Scientists find promise in purified marijuana molecule for pediatric epilepsy treatment
Six-year-old Izaiah Ruiz has countless seizures a day due to a rare form of pediatric epilepsy. Now, a marijuana-derived drug may help him— and his family— avoid the debilitating attacks.
Izaiah had his first seizure when he was just 2 months old and was diagnosed with Dravet syndrome, a condition that begins in infancy, five months later. The disease, also called Severe Myoclonic Epilepsy of Infancy (SMEI), is intractable, meaning it does not respond to any currently available treatment. While 60 percent of epilepsy cases do respond, 40 percent, including those linked to Dravet syndrome, do not.

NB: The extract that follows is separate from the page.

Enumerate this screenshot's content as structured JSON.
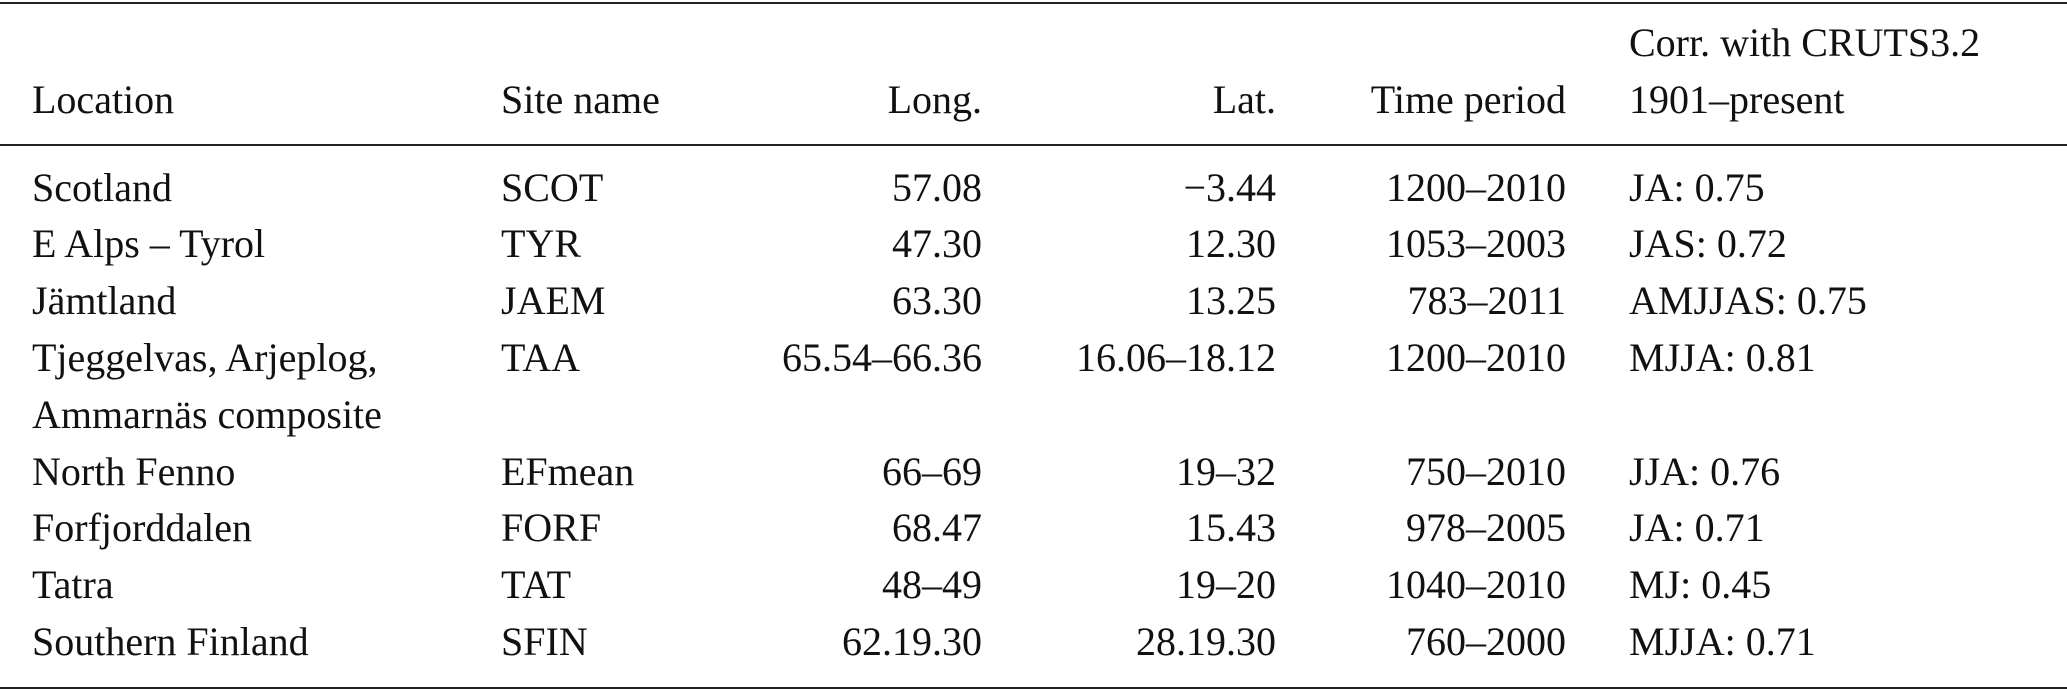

When Izaiah has a tonic clonic seizure— the type with muscle spasms that most people think of when they hear the word “seizure”— his grandmother, Lori Fountain, follows a military-like procedure to calm and monitor him.
“Immediately, it’s getting on the floor and laying him down on his side,” Fountain, of Conroe, Tex., told FoxNews.com. “I grab the oxygen and put the oxygen on him. I want the airflow to keep going to the brain and other parts— because when you have a seizure, everything shuts down in your body. You also quit breathing.”
“I grab my phone and I look at the time, and I keep up with the time and I watch him,” Fountain continued, rattling off the directions from a well-rehearsed memory. “Then he will go into the shaking part, and I watch and put the (heart) monitor on him.”
When the seizures last longer than four minutes, Fountain administers Diastat, a rectal medication for cluster seizures. She has the paramedics, who’ve known Izaiah since he was a baby, on speed dial.
Dravet syndrome and Epidiolex
“Most children with Dravet syndrome are having hundreds of seizures a day,” Angus Wilfong, a pediatric neurologist at Texas Children’s Hospital, told FoxNews.com. “Some are subject to status epilepticus, and that’s a life-threatening condition.”
Wilfong is the principal investigator for the trial of a new drug that may help treat Dravet syndrome, which is genetic and currently has no cure. The treatment, called Epidiolex, has transformed the lives of patients with Dravet syndrome without eliciting unusual side effects, Wilfong said.
Izaiah was part of the double-blind dosage-range trial, and for the month of December his grandmother administered the oral liquid, which was created by GW Pharmaceuticals, to him twice a day. Epidiolex reduced his tonic clonic seizures from about four a month to only two, said Fountain, who noted that he still had small seizures daily.
For only the third time in his life, Izaiah was able to spend Christmas at home and not at the hospital.